Segundo esta gente, uns abertamente outros ainda com alguma vergonha, a grande solução para tudo é o Estado. O omnipresente, o omnipotente, o maravilhoso Estado. A panaceia universal das esquerdoidas, dos bolchevistas e dos pedros nunos santos & Cª ilimitada. Quando os bancos privados se arruinam, por importação de crises, incompetência ou aldrabice, ó da guarda que é preciso deixá-los cair, não meter neles um chavo. Mas, se for a sacrossanta CGD - 100% do Estado - tão arruinada como os outros, então tudo bem, é “nossa”! Se a medicina privada sai mais barata ao Estado que a pública, é preciso nacionalizá-la, ou pô-la fora de combate. Os colégios privados, esses, produtivos ou não, são para acabar. Tudo exemplos claríssimos de que “a luta continua”, agora com um grande cúmplice, o PS.

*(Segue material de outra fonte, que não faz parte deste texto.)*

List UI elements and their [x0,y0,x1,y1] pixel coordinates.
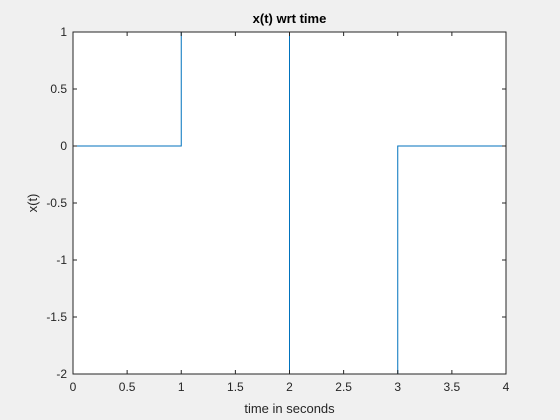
x-tick-label: 0 [70,380,77,394]
chart-title: x(t) wrt time [253,11,327,26]
y-tick-label: 1 [60,25,67,39]
x-tick-label: 2 [286,380,293,394]
y-tick-label: 0.5 [50,82,67,96]
x-tick-label: 4 [503,380,510,394]
y-tick-label: -1.5 [46,310,67,324]
y-tick-label: -2 [56,367,67,381]
y-axis-label: x(t) [25,194,40,213]
x-tick-label: 1.5 [227,380,244,394]
y-tick-label: -1 [56,253,67,267]
x-tick-label: 3 [394,380,401,394]
x-axis-label: time in seconds [244,401,335,416]
x-tick-label: 3.5 [444,380,461,394]
x-tick-label: 1 [178,380,185,394]
axes-box [72,31,507,375]
x-tick-label: 0.5 [119,380,136,394]
x-tick-label: 2.5 [335,380,352,394]
y-tick-label: 0 [60,139,67,153]
series-line [73,31,506,375]
y-tick-label: -0.5 [46,196,67,210]
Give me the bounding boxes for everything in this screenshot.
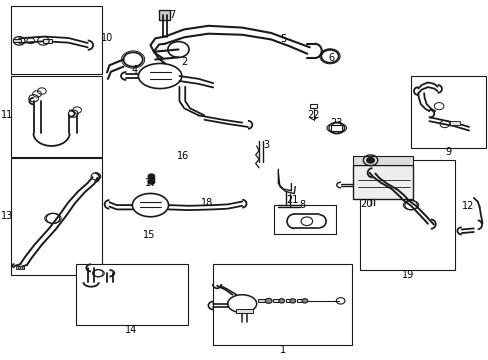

Entretanto, a sociedade definha, encostada a ilusões e a imediatismos sem sentido nem futuro.

Ou com o futuro previsível: a miséria socialista, venha ela dos “moderados”, dos radicais ou dos extremistas.

 

14.4.19

UM MUNDO PSICOPATA

 

Anda meio mundo afogado em elogios ao senhor Assange, um psicopata, um esquizofrénico sem ponta de moral, um tipo que se mascara de velhinho e se atira para o chão quando a polícia o vai buscar, um exibicionista inveterado, um tarado sexual, uma porcaria humana.

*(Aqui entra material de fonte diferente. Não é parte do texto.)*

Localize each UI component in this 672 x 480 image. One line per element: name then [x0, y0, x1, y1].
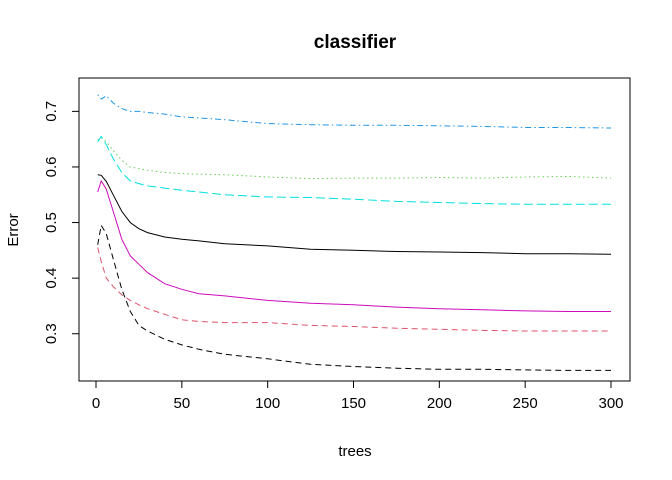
y-tick-label: 0.6: [43, 157, 60, 178]
y-tick-label: 0.5: [43, 212, 60, 233]
y-axis-label: Error: [5, 213, 22, 246]
series-line-5: [97, 135, 611, 205]
x-tick-label: 200: [427, 395, 452, 412]
x-tick-label: 50: [173, 395, 190, 412]
x-tick-label: 250: [513, 395, 538, 412]
x-tick-label: 150: [341, 395, 366, 412]
y-tick-label: 0.4: [43, 268, 60, 289]
x-tick-label: 0: [92, 395, 100, 412]
x-axis: 0 50 100 150 200 250 300: [92, 380, 624, 412]
series-line-2: [97, 247, 611, 332]
y-axis: 0.3 0.4 0.5 0.6 0.7: [43, 101, 80, 344]
x-tick-label: 300: [598, 395, 623, 412]
y-tick-label: 0.7: [43, 101, 60, 122]
series-line-4: [97, 94, 612, 129]
series-line-3: [97, 136, 612, 180]
plot-frame: [78, 77, 631, 382]
x-axis-label: trees: [338, 443, 371, 460]
y-tick-label: 0.3: [43, 323, 60, 344]
x-tick-label: 100: [255, 395, 280, 412]
series-line-6: [97, 179, 611, 312]
series-group: [97, 94, 612, 371]
chart-title: classifier: [314, 32, 397, 53]
series-line-1: [97, 174, 612, 255]
series-line-7: [97, 223, 611, 371]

O bandido é o orago de muita gente, consoante os interesses de cada um. Por exemplo, um outro psicopata, um tal Trump, que lhe teceu elogios quando lhe convinha, agora odeia-o porque terá cuspido alguma coisa menos conveniente.

Modernamente, os fins passaram a justificar os meios, na medida em que os vícios persecutórios passaram a ser o pão nosso de cada dia, potenciados pelas redes sociais e cultivados por accéfalos media.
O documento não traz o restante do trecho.